Graph construction

Available generators

  • ScaleFree: Generates a scale-free dag

  • ErdosReny: Generates a DAG based on the Erdos-Reny model

Implementing own generators

To implement an own DAG generator, a subclass of DAG needs to be implemented where only the make_dag() method needs to be implemented. This method has to return an acyclic networkx.DiGraph object.

import networkx as nx
from bn_testing.dags import DAG

class PathGraph(DAG):

   def make_dag(self):
      return nx.path_graph(
         n=100,
         create_using=nx.DiGraph
      )

Note

Acyclicity will be checked when the BayesianNetwork object receives the generated graph object from the generator. If the digraph contains directed cycles, an exception is thrown.

Randomization

The main usecase of bn_testing is to generate randomized bayesian networks, where both, the graph and the conditionals are randomly choosen. The class bn_testing.dags.RandomizedDAG brings utilities that ease the random generation.

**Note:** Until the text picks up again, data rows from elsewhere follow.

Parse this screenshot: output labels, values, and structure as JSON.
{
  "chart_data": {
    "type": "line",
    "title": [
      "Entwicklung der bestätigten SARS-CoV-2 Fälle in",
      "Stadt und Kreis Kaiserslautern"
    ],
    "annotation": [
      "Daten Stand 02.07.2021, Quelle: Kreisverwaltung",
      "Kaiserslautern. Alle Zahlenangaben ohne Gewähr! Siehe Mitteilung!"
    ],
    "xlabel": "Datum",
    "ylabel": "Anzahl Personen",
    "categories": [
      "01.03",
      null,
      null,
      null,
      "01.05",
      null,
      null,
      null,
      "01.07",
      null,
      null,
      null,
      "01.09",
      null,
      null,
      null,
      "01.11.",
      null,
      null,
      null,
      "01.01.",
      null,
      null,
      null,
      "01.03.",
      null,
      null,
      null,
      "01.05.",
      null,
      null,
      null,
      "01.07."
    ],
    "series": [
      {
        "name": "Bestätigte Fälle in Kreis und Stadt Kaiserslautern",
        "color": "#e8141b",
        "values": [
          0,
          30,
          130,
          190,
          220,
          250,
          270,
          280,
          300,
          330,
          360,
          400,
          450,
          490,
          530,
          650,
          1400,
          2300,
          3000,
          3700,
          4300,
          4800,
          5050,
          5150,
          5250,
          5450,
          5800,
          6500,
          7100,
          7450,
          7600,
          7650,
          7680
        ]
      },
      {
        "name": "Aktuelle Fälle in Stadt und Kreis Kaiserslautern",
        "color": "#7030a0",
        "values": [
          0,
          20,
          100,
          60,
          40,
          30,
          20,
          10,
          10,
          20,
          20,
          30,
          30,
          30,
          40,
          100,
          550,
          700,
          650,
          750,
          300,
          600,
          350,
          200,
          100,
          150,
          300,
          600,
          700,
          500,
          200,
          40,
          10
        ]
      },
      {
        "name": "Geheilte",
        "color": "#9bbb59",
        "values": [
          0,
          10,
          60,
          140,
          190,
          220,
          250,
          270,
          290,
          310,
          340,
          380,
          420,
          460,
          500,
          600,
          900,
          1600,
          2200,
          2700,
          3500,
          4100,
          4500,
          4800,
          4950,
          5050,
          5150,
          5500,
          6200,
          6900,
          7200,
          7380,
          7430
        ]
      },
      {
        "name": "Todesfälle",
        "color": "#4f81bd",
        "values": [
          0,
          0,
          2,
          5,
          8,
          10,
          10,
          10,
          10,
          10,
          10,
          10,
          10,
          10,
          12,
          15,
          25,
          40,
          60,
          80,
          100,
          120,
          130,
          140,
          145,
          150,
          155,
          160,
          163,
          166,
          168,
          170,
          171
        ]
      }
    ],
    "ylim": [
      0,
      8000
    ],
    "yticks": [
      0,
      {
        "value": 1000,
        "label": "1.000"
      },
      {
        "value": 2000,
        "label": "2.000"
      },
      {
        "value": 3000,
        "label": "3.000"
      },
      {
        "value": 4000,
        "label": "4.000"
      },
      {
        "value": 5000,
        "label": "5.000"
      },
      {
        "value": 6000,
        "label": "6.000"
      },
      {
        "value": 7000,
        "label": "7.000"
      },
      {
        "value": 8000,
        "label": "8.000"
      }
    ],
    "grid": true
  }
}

Here is an example to generate a subgraph of a path where 10% of the edges are removed randomly:

import networkx as nx
from bn_testing.dags import RandomizedDAG

class RandomizedPathSubGraph(RandomizedDAG):

   def make_dag(self):
      # Generate a dag using self.n_nodes
      dag = nx.path_graph(
         n=self.n_nodes,
         create_using=nx.DiGraph
      )

      # Use self.random for any random selection
      edges_indices_to_remove = self.random.choice(
         a=np.arange(n_nodes-1),
         size=int(0.1*n_nodes),
         replace=False)

      edges_to_remove = [
         e for i, e in enumerate(dag.edges()) if i in edges_indices_to_remove
      ]

      dag.remove_edges_from(edges_to_remove)
      return dag

In a model, this can be used as follows:

from bn_testing.models import BayesianNetwork
from bn_testing.conditionals import LinearConditional


model = BayesianNetwork(
   dag=RandomizedPathSubGraph(n_visible_nodes=20),
   conditionals=LinearConditional(),
)

See also the documentation of bn_testing.dags.RandomizedDAG for how to set up a randomized DAG.

Hidden nodes

Nodes can be marked as hidden by setting their networkx node attribute is_hidden to True:

class PathGraphWithHidden(DAG):

   def make_dag(self):
      dag = nx.path_graph(
         n=100,
         create_using=nx.DiGraph
      )

      dag.nodes[5]['is_hidden'] = True
      dag.nodes[10]['is_hidden'] = True
      return dag

This can also be done using the helper mark_as_hidden():

class PathGraphWithHidden(DAG):

   def make_dag(self):
      dag = nx.path_graph(
         n=100,
         create_using=nx.DiGraph
      )

      dag = self.mark_as_hidden(dag, [5, 10])
      return dag

Note

For DAG generators deriving from RandomizedDAG, the hidden variables do not need to be set in make_dag() as this is done by the class automatically.

Fixed distributions

Sometimes, some parts of the graphical model need to be fixed, like some terms, source distributions, or noise. This can be done while constructing the graph by attaching attributes to the nodes to be fixed.

Terms

Specific terms can be attached to nodes during the graph building (for instance, to hidden nodes):

from bn_testing.dags import DAG
from bn_testing.terms import (
   Term,
   Linear,
)
import pymc as pm

class PathGraph(DAG):

   def make_dag(self):
      dag = nx.path_graph(
         n=self.n_nodes,
         create_using=nx.DiGraph
      )

      # Adding a visible node
      dag.add_node(
         'V',
         term=Linear(parents=[0, 1], coefs=[1, -1]),
         noise=pm.Normal.dist(mu=0, sigma=0.1)
      )
      dag.add_edges_from([(0, 'V'), (1, 'V')])

      # Add a hidden node
      dag.add_node(
         'H',
         term=Term(
            parents=[0],
            term_fn=lambda v: 2*np.sqrt(v[0])
         ),
         no_noise=True,
         is_hidden=True

      )
      dag.add_edges_from([(0, 'H'), ('H', 1)])

      return dag

Source distributions

Another scenario is to fix the distribution of some source nodes. This can be done setting the distribution attribute of the nodes:

from bn_testing.dags import DAG
import pymc as pm

class PathGraph(DAG):

   def make_dag(self):
      dag = nx.path_graph(
         n=self.n_nodes,
         create_using=nx.DiGraph
      )

      mu = self.random.uniform(-1, 1)
      dag.nodes[0]['distribution'] = pm.Normal.dist(mu=mu, sigma=0.1)
      return dag

Note

The attribiute distribution is ignored for any non-source node and vice-verse are the attributes noise and term for nodes with incoming edges.